Simple like merging two sorted array, except that we need to create next pointer and update curr->next to that pointer and increase curr to curr->next.

Create a stack to store ListNode pointer so that we have access from back to front. To maintain the while loop, we need to ensure that the current size of the stack is >= current size of the list that is newly constructed.

Create a vector and store each pointer inside the vector to get access to all nodes. Then delete the nodes correspondingly.

Create a hash map that maps node pointer of original list to node pointer of new list in the first pass. In the second pass, copy the relation of next and random to the new nodes.

Take care of carry bit and sum bit. To ensure there is no leading zero, create another pointer that points to the second last and then set its next to NULL to prevent leading zero if required.

Floyd algorithm is used to find the starting node of a cycle. The algorithm consists of two passes. In the first pass, create a fast and slow pointer, fast will jump twice while slow will jump once. When fast == slow, break the loop. Then by holding the current slow node pointer, create another slow pointer that starts jumping from head. In this second pass, both slow pointers will only jump once and then stop the loop when slow == slow2, this indicates a cycle is detected. If this is not the case, the linked list will reach its end/tail and no cycle is detected.

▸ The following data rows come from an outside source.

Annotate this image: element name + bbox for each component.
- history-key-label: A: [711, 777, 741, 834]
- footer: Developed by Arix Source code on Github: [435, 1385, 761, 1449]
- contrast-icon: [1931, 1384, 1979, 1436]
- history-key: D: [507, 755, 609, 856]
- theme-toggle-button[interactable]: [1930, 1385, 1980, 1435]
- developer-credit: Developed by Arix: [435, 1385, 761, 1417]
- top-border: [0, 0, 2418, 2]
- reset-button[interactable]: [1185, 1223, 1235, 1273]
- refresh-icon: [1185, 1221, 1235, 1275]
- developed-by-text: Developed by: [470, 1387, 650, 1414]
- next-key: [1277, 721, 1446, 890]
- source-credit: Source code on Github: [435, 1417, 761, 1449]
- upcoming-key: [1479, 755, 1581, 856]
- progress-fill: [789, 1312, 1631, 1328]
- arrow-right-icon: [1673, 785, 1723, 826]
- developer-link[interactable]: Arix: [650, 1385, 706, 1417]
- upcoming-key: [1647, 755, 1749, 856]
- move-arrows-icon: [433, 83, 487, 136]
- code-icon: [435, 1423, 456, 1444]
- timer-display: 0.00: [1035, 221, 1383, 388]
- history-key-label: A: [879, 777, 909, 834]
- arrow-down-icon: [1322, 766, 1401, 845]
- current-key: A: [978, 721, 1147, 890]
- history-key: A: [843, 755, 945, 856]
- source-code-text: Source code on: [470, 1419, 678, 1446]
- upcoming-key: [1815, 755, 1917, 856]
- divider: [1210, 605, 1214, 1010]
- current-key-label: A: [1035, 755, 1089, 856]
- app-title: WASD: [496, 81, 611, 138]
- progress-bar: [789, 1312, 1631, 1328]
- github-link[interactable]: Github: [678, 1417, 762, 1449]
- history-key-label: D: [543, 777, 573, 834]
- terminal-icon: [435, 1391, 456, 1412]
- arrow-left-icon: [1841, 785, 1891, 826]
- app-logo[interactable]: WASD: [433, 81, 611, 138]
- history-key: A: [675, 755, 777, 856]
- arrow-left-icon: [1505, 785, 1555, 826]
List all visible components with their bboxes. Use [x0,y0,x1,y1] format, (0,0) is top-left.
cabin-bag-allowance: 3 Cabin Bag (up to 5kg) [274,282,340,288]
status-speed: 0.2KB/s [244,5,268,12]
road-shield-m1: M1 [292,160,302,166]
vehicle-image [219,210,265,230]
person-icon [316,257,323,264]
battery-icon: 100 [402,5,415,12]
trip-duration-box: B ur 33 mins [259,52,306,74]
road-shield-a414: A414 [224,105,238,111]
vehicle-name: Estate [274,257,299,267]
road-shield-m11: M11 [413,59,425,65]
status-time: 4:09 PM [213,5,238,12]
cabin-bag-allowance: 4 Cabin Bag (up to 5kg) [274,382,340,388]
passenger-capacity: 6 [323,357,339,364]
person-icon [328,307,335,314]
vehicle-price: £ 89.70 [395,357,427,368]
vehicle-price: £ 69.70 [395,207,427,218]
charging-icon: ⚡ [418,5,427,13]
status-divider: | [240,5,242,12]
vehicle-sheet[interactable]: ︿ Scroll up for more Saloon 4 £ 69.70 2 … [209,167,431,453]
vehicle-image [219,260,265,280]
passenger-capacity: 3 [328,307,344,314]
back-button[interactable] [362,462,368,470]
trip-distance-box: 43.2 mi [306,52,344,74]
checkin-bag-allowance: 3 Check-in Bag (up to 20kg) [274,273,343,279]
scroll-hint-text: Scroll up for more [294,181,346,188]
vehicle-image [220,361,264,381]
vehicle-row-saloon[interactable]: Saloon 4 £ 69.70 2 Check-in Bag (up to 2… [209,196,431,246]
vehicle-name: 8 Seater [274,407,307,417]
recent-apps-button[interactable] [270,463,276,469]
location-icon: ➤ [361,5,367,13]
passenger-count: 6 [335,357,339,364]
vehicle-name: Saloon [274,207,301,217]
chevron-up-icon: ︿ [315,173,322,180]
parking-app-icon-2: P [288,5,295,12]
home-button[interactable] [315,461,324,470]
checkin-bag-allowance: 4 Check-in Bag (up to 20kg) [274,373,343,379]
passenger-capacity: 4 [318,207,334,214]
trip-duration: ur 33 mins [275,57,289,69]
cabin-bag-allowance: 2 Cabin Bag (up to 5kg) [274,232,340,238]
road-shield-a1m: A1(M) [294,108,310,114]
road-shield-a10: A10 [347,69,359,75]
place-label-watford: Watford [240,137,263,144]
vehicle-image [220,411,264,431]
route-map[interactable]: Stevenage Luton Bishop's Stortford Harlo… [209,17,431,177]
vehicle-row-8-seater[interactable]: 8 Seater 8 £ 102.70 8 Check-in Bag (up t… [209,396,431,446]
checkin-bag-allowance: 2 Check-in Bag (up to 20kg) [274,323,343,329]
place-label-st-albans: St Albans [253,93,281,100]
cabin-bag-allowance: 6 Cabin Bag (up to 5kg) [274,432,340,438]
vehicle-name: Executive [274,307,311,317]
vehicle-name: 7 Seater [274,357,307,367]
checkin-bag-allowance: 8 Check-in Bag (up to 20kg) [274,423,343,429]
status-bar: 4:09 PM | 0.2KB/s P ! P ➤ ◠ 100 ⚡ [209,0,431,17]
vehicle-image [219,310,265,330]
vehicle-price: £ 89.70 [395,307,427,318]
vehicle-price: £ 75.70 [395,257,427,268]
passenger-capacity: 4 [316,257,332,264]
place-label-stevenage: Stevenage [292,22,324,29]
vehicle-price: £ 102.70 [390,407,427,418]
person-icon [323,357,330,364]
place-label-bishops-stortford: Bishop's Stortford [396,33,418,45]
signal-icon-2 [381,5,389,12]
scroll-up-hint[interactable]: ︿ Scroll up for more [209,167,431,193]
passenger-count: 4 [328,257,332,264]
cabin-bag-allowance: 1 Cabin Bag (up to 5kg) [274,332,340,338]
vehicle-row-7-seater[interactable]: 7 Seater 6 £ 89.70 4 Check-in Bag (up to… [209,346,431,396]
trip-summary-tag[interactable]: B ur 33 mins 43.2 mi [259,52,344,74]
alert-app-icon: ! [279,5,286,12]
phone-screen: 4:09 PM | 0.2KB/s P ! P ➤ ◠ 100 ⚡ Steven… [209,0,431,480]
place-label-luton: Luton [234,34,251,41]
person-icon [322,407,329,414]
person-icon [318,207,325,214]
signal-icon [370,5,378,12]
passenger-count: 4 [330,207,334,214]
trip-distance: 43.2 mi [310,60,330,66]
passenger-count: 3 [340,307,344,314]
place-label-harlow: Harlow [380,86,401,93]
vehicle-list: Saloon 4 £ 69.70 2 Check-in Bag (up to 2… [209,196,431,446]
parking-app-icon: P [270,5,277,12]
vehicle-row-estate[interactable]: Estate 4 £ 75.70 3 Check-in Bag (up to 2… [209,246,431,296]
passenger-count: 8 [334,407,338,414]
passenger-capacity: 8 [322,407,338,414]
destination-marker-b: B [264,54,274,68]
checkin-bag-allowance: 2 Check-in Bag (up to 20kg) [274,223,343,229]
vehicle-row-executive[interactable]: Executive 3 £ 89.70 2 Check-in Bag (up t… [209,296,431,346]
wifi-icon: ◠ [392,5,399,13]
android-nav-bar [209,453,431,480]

Since the size of the array is n + 1, and the range for each number inside is [1, n]. We treat array[0] as the head of a linked list, such that array[i] will points to the array[i]^th node. Try to find the start of the cycle using Floyd algorithm and this will be the answer. O(n) TC and O(1) space. Great!

To be able to keep track of least used and most recently used cache, create a doubly linked list (with prev and next), and keep two pointers (head and tail) where head will point to the head of the doubly linked list and tail will point to the last element, note that head and tail pointer can be not used, so actual linked list will be (n+2) size.

Create a function that merge two lists, then do this for each two lists in the array of list. Overwrite lists[i+1] to save memory.

First create a reverse function that will reverse a given linked list. Then for each k nodes, select them out and reverse it. The main idea is to connect each segment. To do so, create a curr_prev pointer that will point to the curr_last node after reversed. Connect it to the next kth node if found, else simply connect to curr->next because there is no more node available. This will be an O(n) solution.